We present learning-based implicit shape representations designed for real-time avatar collision queries arising in the simulation of clothing. Signed distance functions (SDFs) have been used for such queries for many years due to their computational efficiency. Recently deep neural networks have been used for implicit shape representations (DeepSDFs) due to their ability to represent multiple shapes with modest memory requirements compared to traditional representations over dense grids. However, the computational expense of DeepSDFs prevents their use in real-time clothing simulation applications. We design a learning-based representation of SDFs for human avatars whoes bodies change shape kinematically due to joint-based skinning. Rather than using a single DeepSDF for the entire avatar, we use a collection of extremely computationally efficient (shallow) neural networks that represent localized deformations arising from changes in body shape induced by the variation of a single joint. This requires a stitching process to combine each shallow SDF in the collection together into one SDF representing the signed closest distance to the boundary of the entire body. To achieve this we augment each shallow SDF with an additional output that resolves whether or not the individual shallow SDF value is referring to a closest point on the boundary of the body, or to a point on the interior of the body (but on the boundary of the individual shallow SDF). Our model is extremely fast and accurate and we demonstrate its applicability with real-time simulation of garments driven by animated characters.

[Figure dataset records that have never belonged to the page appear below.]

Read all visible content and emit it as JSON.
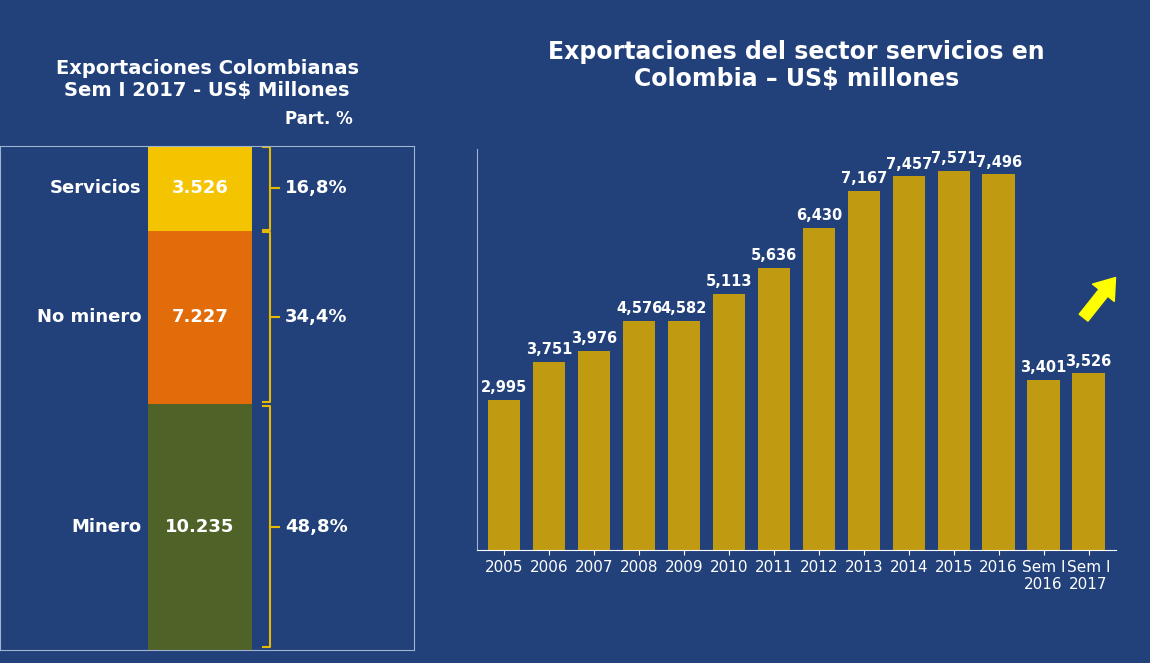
{
  "chart_data": [
    {
      "type": "bar",
      "stacked": true,
      "title": "Exportaciones Colombianas\nSem I 2017 - US$ Millones",
      "annotations": [
        "Part. %"
      ],
      "categories": [
        null
      ],
      "ylim": [
        0,
        20988
      ],
      "tick_labels": false,
      "data_labels": true,
      "series": [
        {
          "name": "Minero",
          "color": "#4f6228",
          "values": [
            10235
          ],
          "value_labels": [
            "10.235"
          ],
          "share": [
            48.8
          ],
          "share_labels": [
            "48,8%"
          ]
        },
        {
          "name": "No minero",
          "color": "#e36c0a",
          "values": [
            7227
          ],
          "value_labels": [
            "7.227"
          ],
          "share": [
            34.4
          ],
          "share_labels": [
            "34,4%"
          ]
        },
        {
          "name": "Servicios",
          "color": "#f5c400",
          "values": [
            3526
          ],
          "value_labels": [
            "3.526"
          ],
          "share": [
            16.8
          ],
          "share_labels": [
            "16,8%"
          ]
        }
      ]
    },
    {
      "type": "bar",
      "title": "Exportaciones del sector servicios en\nColombia – US$ millones",
      "categories": [
        "2005",
        "2006",
        "2007",
        "2008",
        "2009",
        "2010",
        "2011",
        "2012",
        "2013",
        "2014",
        "2015",
        "2016",
        "Sem I\n2016",
        "Sem I\n2017"
      ],
      "values": [
        2995,
        3751,
        3976,
        4576,
        4582,
        5113,
        5636,
        6430,
        7167,
        7457,
        7571,
        7496,
        3401,
        3526
      ],
      "value_labels": [
        "2,995",
        "3,751",
        "3,976",
        "4,576",
        "4,582",
        "5,113",
        "5,636",
        "6,430",
        "7,167",
        "7,457",
        "7,571",
        "7,496",
        "3,401",
        "3,526"
      ],
      "color": "#c09a10",
      "ylim": [
        0,
        8000
      ],
      "tick_labels": "x",
      "data_labels": true,
      "grid": false
    }
  ]
}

翻译：我们提出了一种基于学习的隐式形状表示方法，专为服装仿真中出现的实时虚拟化身碰撞查询而设计。符号距离函数（SDFs）因其计算效率高，多年来一直被用于此类查询。最近，深度神经网络被用于隐式形状表示（DeepSDFs），因为与传统基于密集网格的表示相比，它们能够以适中的内存需求表示多种形状。然而，DeepSDFs的计算开销阻碍了其在实时服装仿真应用中的使用。我们为人体虚拟化身设计了一种基于学习的SDF表示方法，这些化身的身体形状会因基于关节的蒙皮而发生运动学变化。我们并非对整个虚拟化身使用单一的DeepSDF，而是采用一组计算效率极高（浅层）的神经网络，用于表示由单个关节变化引起的身体形状变化所产生的局部变形。这需要一个缝合过程，将集合中的每个浅层SDF组合成一个SDF，用以表示到整个身体边界的有符号最近距离。为此，我们为每个浅层SDF增加了一个额外的输出，用于判断单个浅层SDF值是指向身体边界上的最近点，还是指向身体内部（但在单个浅层SDF边界上）的点。我们的模型速度极快且精度高，并通过由动画角色驱动的服装实时仿真展示了其适用性。